Я, конечно, сейчас же обещал все и на другой день явился по указанному адресу. Я познакомился с Блиновым и с содержанием библиотеки и взял с собой несколько естественно-научных книг. На следующий раз мне уже были предложены и заграничные запрещенные издания: номер журнала «Вперед», редактировавшийся Лавровым, и «Отщепенцы» Соколова[28]28
Ник. Вас. Соколов был подполковником, служил в Главном штабе, в 1863 г. вышел в отставку. Сотрудничал в журнале «Русское слово». Свою книгу «Отщепенцы» напечатал в Петербурге легально и доставил в цензурный комитет – для получения разрешения на выпуск в свет – утром 4 апреля 1866 г., за два часа до выстрела Д. В. Каракозова в Александра II. Книга была арестована, автор предан суду. В обвинительном акте указывалось, что книга Соколова представляет собой «сборник самых неистовых памфлетов... она особенно опасна потому, что в ней коммунистические и революционные доктрины представляются в непосредственной связи с первобытным христианством» (А. Ефимов «Публицист 60-х годов Н. В. Соколов» // «Каторга и ссылка», № 11—12, 1931, стр. 69).
Н. В. Соколов был приговорен к заключению в крепость на 1 год и 4 месяца, а книга была сожжена. По окончании срока наказания Н. В. Соколов «за упорное стремление распространять возмутительные идеи среди арестованных» был выслан в Архангельскую губернию, затем в Астраханскую.
В 1872 г. бежал за границу. В том же году «Отщепенцы» были снова выпущены в Цюрихе; книга распространялась в России нелегально в литографированном виде («Русская подпольная и зарубежная печать», ред. С. Н. Валка и Б. П. Козьмина, вып. I, M., 1935, стр. 120).
[Закрыть].
Можно себе представить, с каким восторгом возвращался я домой, неся в руках эту связку! При встрече с каждым городовым на улице мне делалось одновременно и жутко и радостно, и я мысленно говорил ему:
«Если бы ты знал, блюститель, что такое у меня здесь в связке, как бы ты тогда заговорил!»

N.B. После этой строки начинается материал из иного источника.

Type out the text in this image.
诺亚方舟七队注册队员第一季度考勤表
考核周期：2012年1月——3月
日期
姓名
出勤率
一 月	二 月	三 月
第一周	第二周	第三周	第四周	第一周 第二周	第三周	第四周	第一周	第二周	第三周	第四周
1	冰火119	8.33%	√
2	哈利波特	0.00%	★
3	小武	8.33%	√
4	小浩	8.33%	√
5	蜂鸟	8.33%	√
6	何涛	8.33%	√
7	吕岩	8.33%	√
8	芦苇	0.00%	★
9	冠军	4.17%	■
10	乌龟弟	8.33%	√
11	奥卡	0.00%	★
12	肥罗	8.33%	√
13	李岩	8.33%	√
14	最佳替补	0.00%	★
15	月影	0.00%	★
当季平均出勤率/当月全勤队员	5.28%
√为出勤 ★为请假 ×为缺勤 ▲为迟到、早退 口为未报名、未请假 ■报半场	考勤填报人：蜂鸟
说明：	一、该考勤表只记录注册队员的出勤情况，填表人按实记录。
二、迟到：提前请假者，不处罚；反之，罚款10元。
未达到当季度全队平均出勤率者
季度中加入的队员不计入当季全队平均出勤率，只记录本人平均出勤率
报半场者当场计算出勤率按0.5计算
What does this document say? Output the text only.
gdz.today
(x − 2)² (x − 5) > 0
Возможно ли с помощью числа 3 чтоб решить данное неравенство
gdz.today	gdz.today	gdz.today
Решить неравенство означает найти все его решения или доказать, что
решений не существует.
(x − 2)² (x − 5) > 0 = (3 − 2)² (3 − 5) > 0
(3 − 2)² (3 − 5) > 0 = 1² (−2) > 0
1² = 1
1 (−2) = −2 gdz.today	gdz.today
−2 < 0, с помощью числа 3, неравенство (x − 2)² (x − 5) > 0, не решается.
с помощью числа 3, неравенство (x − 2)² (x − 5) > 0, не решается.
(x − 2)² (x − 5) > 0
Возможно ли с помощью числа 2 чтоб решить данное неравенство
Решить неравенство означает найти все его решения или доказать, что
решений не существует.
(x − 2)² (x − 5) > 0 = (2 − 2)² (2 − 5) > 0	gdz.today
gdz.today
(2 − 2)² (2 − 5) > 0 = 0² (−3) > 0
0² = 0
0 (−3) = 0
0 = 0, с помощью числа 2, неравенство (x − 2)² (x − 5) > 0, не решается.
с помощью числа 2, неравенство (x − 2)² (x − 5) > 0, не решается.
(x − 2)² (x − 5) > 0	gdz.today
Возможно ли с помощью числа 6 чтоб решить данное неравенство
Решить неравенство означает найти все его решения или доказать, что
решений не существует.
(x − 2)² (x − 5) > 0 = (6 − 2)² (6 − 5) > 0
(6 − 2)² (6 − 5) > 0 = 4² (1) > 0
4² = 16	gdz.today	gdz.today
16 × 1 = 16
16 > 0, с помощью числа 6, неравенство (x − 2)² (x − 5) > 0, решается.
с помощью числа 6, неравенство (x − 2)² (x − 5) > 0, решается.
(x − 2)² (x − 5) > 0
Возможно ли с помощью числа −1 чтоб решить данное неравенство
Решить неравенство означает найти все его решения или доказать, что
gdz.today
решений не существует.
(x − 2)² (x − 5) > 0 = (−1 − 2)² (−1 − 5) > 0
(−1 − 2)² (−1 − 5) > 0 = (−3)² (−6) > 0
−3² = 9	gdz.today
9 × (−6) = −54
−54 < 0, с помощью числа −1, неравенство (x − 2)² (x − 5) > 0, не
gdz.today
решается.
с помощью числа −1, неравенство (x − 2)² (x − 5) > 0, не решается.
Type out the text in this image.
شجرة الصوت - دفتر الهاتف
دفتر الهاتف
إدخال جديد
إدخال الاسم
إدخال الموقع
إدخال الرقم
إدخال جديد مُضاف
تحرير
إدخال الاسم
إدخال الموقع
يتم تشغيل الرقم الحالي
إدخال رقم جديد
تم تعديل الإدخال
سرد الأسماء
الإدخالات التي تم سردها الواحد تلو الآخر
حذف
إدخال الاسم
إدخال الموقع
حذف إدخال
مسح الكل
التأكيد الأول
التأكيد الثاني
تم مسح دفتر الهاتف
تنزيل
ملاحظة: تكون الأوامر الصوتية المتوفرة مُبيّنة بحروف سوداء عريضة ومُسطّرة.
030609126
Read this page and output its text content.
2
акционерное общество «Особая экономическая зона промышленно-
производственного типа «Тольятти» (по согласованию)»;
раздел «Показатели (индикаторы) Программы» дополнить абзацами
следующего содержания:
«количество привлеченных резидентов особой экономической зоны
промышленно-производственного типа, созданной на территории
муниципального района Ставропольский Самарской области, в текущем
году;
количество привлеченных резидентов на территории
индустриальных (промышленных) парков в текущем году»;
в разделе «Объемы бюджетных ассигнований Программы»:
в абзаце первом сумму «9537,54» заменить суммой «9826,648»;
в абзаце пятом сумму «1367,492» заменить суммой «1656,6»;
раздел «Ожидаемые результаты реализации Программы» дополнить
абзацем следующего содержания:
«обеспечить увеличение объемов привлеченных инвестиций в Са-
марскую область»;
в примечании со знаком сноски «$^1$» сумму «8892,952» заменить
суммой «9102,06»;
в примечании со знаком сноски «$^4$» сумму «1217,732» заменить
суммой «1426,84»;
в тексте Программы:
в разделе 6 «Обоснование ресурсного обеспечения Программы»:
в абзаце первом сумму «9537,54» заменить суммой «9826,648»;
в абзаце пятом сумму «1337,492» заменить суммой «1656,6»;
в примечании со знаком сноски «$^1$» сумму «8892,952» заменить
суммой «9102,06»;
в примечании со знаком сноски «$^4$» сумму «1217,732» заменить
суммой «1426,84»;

С величайшей жадностью набросился я на чтение этих еще невиданных мною изданий и обе книжки проглотил в один вечер.
Мне казалось, что целый новый мир открылся перед моими глазами, и столько в нем было чудесного и неожиданного! «Отщепенцы» – книжка, полная поэзии и восторженного романтизма, особенно нравившегося мне в то время, возвеличивавшая самоотвержение и самопожертвование во имя идеала, – унесла меня на седьмое небо. Во «Вперед» особенно понравились мне не те места, где излагались факты, – мне казалось, что почти то же можно найти и в газетах, а как раз те прокламационные места, где были воззвания к активной борьбе за свободу.
Эти страницы я перечитывал по нескольку раз и почти заучил наизусть. Их смелый и прямой язык, сыплющий укоры земным царям, казался мне проявлением необыкновенного, идеального геройства.
«Вот люди, – мечтал я, – за которых можно отдать душу! Вот что делается и готовится втайне кругом меня, а я все думал до сих пор, что, кроме нашего кружка, нет в России никого, разделяющего наши взгляды!»
Места тогдашних социально-революционных изданий, где возвеличивался серый простой народ, как чаша, полная совершенства, как скрытый от всех непосвященных идеал разумности, простоты и справедливости, к которому мы должны стремиться, казались мне чем-то вроде волшебной сказки.
Все здесь противоречило моим собственным юношеским представлениям и впечатлениям из окружающей деревенской жизни, и все между тем было так чудно-хорошо! При чтении этих мест мне невольно хотелось позабыть о моих собственных глазах и ушах, которые – увы! – не помогли мне вынести из случайных соприкосновений с крестьянами никаких высоких идей, кроме нескольких непристойных фраз, невольно прилипших к ушам вследствие повсеместного употребления... Мне страстно хотелось верить, что все в простом народе так хорошо, как говорят авторы этих статей, и что «не народу нужно учиться у нас, а нам у него».
Несколько дней я ходил, как опьяненный. Я читал полученные мною книжки или, лучше сказать, их избранные места моим товарищам и был страшно поражен, что эти идеи, по-видимому, не вызывали у них такого необычайно сильного душевного отклика, как у меня. Все они вполне сочувствовали им, но говорили, что такие идеалы едва ли осуществимы в жизни.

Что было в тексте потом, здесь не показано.